Anthropic shipped Claude Science on June 30 — a desktop AI workbench that replaces the fragmented research stack scientists have tolerated for decades. It pulls 60+ scientific databases, multi-agent pipelines, and compute management into one environment. It runs on Claude Opus 4.8, costs nothing extra for paid subscribers, and is already producing results worth paying attention to: a UCSF researcher found viral contamination in RNA-seq data within minutes — contamination that had gone undetected for a full year using conventional methods.
One Environment for the Entire Research Pipeline
The traditional computational biology workflow is a stitched-together mess: PubMed for literature, Jupyter for code, R for statistics, a separate HPC terminal for cluster jobs, and five or six databases — each with its own schema and query language — that you have to translate between by hand. Claude Science replaces that workflow with a single environment you direct in plain English.
Under the hood, a generalist coordinating agent delegates work to domain-specific specialist agents. Those agents query databases like UniProt, PDB, Ensembl, Reactome, ClinVar, ChEMBL, and GEO — 60+ in total — write and execute code on your lab’s HPC cluster via SSH or scale to on-demand cloud GPUs through Modal, and natively render 3D protein structures, genome browser tracks, and chemical structures without exporting to another tool. The compute layer is the key detail: it asks for your approval before spinning up new resources, and scales from a single GPU to hundreds as needed.
NVIDIA’s BioNeMo Agent Toolkit is integrated directly, giving Claude Science access to Evo 2 (a DNA foundation model), Boltz-2 (biomolecular interaction prediction), and OpenFold3 (protein structure prediction) as callable skills. These are not wrappers — they are BioNeMo NIM microservices packaged as containerized inference endpoints, pre-tuned and ready to run.
The Reproducibility Differentiator
Every output Claude Science generates includes an auditable history: the exact code that produced it, the environment it ran in, a plain-language description of what happened, and the full conversation that led to it. When it generates a figure, you get everything you need to reproduce that figure from scratch. A dedicated reviewer agent runs in parallel throughout, flagging incorrect citations, untraceable numbers, and figures that do not match their underlying data.

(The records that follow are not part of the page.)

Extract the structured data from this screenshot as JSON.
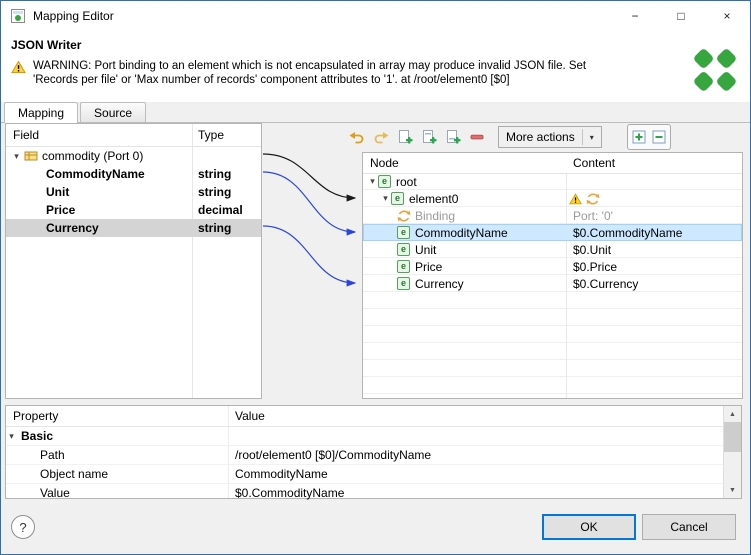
{
  "window": {
    "title": "Mapping Editor"
  },
  "icons": {
    "minimize": "−",
    "maximize": "□",
    "close": "×",
    "chevron_expanded": "▾",
    "dropdown": "▾",
    "element": "e",
    "scroll_up": "▲",
    "scroll_down": "▼"
  },
  "header": {
    "title": "JSON Writer",
    "warning_text": "WARNING: Port binding to an element which is not encapsulated in array may produce invalid JSON file. Set 'Records per file' or 'Max number of records' component attributes to '1'. at /root/element0 [$0]"
  },
  "tabs": [
    {
      "label": "Mapping"
    },
    {
      "label": "Source"
    }
  ],
  "field_table": {
    "columns": [
      "Field",
      "Type"
    ],
    "root_label": "commodity (Port 0)",
    "rows": [
      {
        "field": "CommodityName",
        "type": "string"
      },
      {
        "field": "Unit",
        "type": "string"
      },
      {
        "field": "Price",
        "type": "decimal"
      },
      {
        "field": "Currency",
        "type": "string",
        "selected": true
      }
    ]
  },
  "toolbar": {
    "more_actions": "More actions"
  },
  "node_table": {
    "columns": [
      "Node",
      "Content"
    ],
    "rows": [
      {
        "label": "root",
        "content": ""
      },
      {
        "label": "element0",
        "content": ""
      },
      {
        "label": "Binding",
        "content": "Port: '0'"
      },
      {
        "label": "CommodityName",
        "content": "$0.CommodityName",
        "selected": true
      },
      {
        "label": "Unit",
        "content": "$0.Unit"
      },
      {
        "label": "Price",
        "content": "$0.Price"
      },
      {
        "label": "Currency",
        "content": "$0.Currency"
      }
    ]
  },
  "property_table": {
    "columns": [
      "Property",
      "Value"
    ],
    "group_label": "Basic",
    "rows": [
      {
        "property": "Path",
        "value": "/root/element0 [$0]/CommodityName"
      },
      {
        "property": "Object name",
        "value": "CommodityName"
      },
      {
        "property": "Value",
        "value": "$0.CommodityName"
      }
    ]
  },
  "footer": {
    "help": "?",
    "ok": "OK",
    "cancel": "Cancel"
  },
  "colors": {
    "accent": "#0078d7",
    "selection_blue": "#cde8ff",
    "selection_gray": "#d4d4d4",
    "warning_yellow": "#ffd42a",
    "clover_green": "#38a63f",
    "binding_orange": "#e8a33d"
  }
}
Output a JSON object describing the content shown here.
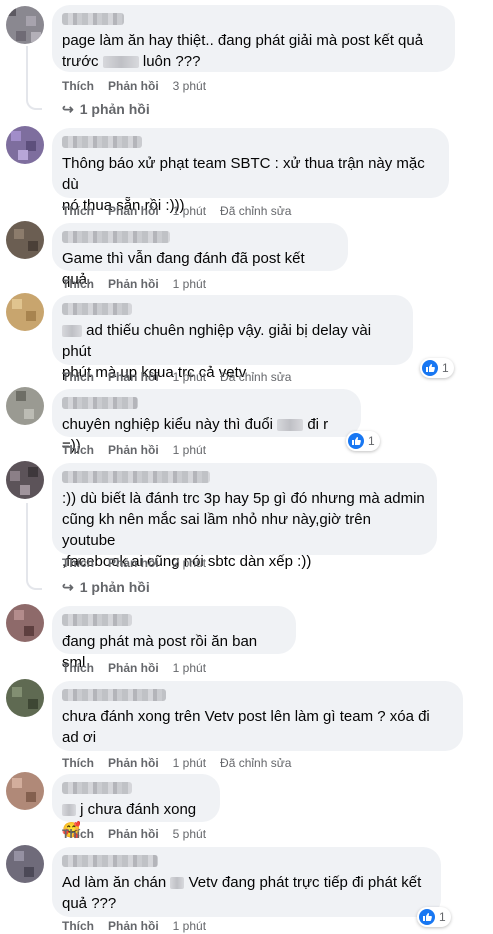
{
  "ui": {
    "like": "Thích",
    "reply": "Phản hồi",
    "edited": "Đã chỉnh sửa"
  },
  "comments": [
    {
      "id": "c1",
      "line1": "page làm ăn hay thiệt.. đang phát giải mà post kết quả",
      "line2_pre": "trước ",
      "line2_post": " luôn ???",
      "time": "3 phút",
      "replies": "1 phản hồi"
    },
    {
      "id": "c2",
      "line1": "Thông báo xử phạt team SBTC : xử thua trận này mặc dù",
      "line2": "nó thua sẵn rồi :)))",
      "time": "1 phút",
      "edited": true
    },
    {
      "id": "c3",
      "line1": "Game thì vẫn đang đánh đã post kết quả.",
      "time": "1 phút"
    },
    {
      "id": "c4",
      "line1_post": " ad thiếu chuên nghiệp vậy. giải bị delay vài phút",
      "line2": "phút mà up kqua trc cả vetv",
      "time": "1 phút",
      "edited": true,
      "reaction": "1"
    },
    {
      "id": "c5",
      "line1_pre": "chuyên nghiệp kiểu này thì đuổi ",
      "line1_post": " đi r =))",
      "time": "1 phút",
      "reaction": "1"
    },
    {
      "id": "c6",
      "line1": ":)) dù biết là đánh trc 3p hay 5p gì đó nhưng mà admin",
      "line2": "cũng kh nên mắc sai lầm nhỏ như này,giờ trên youtube",
      "line3": ",facebook ai cũng nói sbtc dàn xếp :))",
      "time": "2 phút",
      "replies": "1 phản hồi"
    },
    {
      "id": "c7",
      "line1": "đang phát mà post rồi ăn ban sml",
      "time": "1 phút"
    },
    {
      "id": "c8",
      "line1": "chưa đánh xong trên Vetv post lên làm gì team ? xóa đi",
      "line2": "ad ơi",
      "time": "1 phút",
      "edited": true
    },
    {
      "id": "c9",
      "line1_post": " j chưa đánh xong🥰",
      "time": "5 phút"
    },
    {
      "id": "c10",
      "line1_pre": "Ad làm ăn chán ",
      "line1_post": " Vetv đang phát trực tiếp đi phát kết",
      "line2": "quả ???",
      "time": "1 phút",
      "reaction": "1"
    }
  ]
}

This is not a convenience feature. Scientific irreproducibility is a genuine crisis — a substantial fraction of published computational biology results cannot be independently reproduced, largely because researchers cannot reconstruct the exact conditions under which an analysis was run. Claude Science treats reproducibility as a hard requirement, not an afterthought, and that makes it a fundamentally different class of tool from what came before.
Early Evidence It Works
Claude Science immediately found a laboratory virus contaminant in our bulk RNA-seq data. We spun our wheels on this for the better part of a year, and it came out as one of the first key findings.
Prasad Shirvalkar, Associate Professor of Neurosurgery and Anesthesiology, UCSF
In a separate case, Claude Science analyzed 100 rare genetic diseases in under an hour and flagged 32 candidates for computational screening — a task that would typically require weeks of specialist effort.
How to Access Claude Science Now
Claude Science is available today in beta on macOS and Linux for Claude Pro, Max, Team, and Enterprise subscribers. There is no separate waitlist and no enterprise gate. It runs on Claude Opus 4.8 — the same model already in your subscription — so there is no additional cost.
Alongside the product launch, Anthropic opened its AI for Science grant program: up to $30,000 in Claude Science credits and dedicated compute for 50 selected research projects. Applications close July 15. Award notifications go out July 31, and projects run September 1 through December 1, 2026.
The Drug Discovery Angle
Claude Science did not launch in a vacuum. Anthropic simultaneously announced it is running its own in-house preclinical drug discovery programs, targeting neglected diseases that Big Pharma considers unprofitable. The rationale is straightforward: real drug discovery experience creates a feedback loop that makes Claude Science better, which attracts biopharma customers who pay for it. According to CNBC, Claude Science can already handle single-cell RNA sequencing and CRISPR design workflows autonomously — tasks that would normally require a team of specialists and weeks of effort.
The NVIDIA BioNeMo partnership extends this further, giving researchers access to life sciences foundation models through the BioNeMo Agent Toolkit without having to stand up the infrastructure themselves. MIT Technology Review called Claude Science Anthropic’s newest flagship product — and that framing is hard to argue with.
If you are a researcher or developer working in computational biology or building research tooling, Claude Science is worth evaluating today. The access barrier is low — Pro subscription, macOS or Linux — and the July 15 grant deadline is close enough to act on now.